My final tip is to actually not see it as a roguelite. You don’t need to just have luck / better insight for a winning run, every run is a new moment to investigate new stuff and attempt new things, not to get better at doing the same stuff like other roguelikes. I hope I’ve explained this well.
My final tip is to actually not see it as a roguelite. You don’t need to just have luck / better insight for a winning run, every run is a new moment to investigate new stuff and attempt new things, not to get better at doing the same stuff like other roguelikes. I hope I’ve explained this well.
Exactly this. You start out thinking “oh okay, its a roguelite and I need to get to rooom 46”. But that’s not actually the point and once you realize there is more depth to it you start seeing value in every run, even those that never get close to rank 9.

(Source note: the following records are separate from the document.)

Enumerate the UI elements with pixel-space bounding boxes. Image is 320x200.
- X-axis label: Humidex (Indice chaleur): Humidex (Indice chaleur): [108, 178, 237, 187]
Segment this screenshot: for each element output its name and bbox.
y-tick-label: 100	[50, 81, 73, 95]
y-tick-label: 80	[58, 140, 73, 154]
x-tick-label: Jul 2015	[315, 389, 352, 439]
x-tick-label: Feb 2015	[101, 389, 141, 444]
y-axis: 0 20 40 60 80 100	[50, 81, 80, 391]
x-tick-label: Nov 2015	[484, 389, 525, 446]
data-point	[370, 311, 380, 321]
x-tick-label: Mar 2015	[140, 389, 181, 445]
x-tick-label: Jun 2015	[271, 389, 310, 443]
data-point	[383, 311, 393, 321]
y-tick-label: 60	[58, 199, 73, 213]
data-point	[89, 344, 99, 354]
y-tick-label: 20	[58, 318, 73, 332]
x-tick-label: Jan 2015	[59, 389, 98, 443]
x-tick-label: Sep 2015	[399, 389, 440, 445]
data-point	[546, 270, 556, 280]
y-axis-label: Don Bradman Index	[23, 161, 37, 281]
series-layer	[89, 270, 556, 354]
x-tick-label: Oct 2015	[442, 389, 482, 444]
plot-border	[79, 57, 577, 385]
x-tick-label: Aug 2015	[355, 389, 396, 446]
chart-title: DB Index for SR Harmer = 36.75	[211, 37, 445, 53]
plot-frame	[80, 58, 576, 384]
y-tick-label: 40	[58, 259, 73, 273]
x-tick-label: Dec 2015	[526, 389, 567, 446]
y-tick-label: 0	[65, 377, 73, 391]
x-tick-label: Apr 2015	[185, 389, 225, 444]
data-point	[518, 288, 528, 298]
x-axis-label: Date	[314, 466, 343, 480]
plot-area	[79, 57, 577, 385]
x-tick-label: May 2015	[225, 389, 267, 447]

At least that’s been my experience so far, and I’ve yet to even enter the antechamber myself.
That's what I've been trying, yesterday ended up being a little more fruitful (internet complaining trick worked!) and luckily gave me more interesting rooms, though I'm not convinced it was any action on my part that did it.
You kind of have to just bumble around for a bit and take notes on everything and hope it starts making sense later. I’ve been playing it like “take notes and screenshots first, ask questions later”. The roguelite part and the puzzle/mystery part sort of play out in parallel.
People who play it like COD are the worst players in the game. Everything is designed to reward methodical, team-focused strategy so you can get the upper hand on people who don’t pay attention and try to rush everything.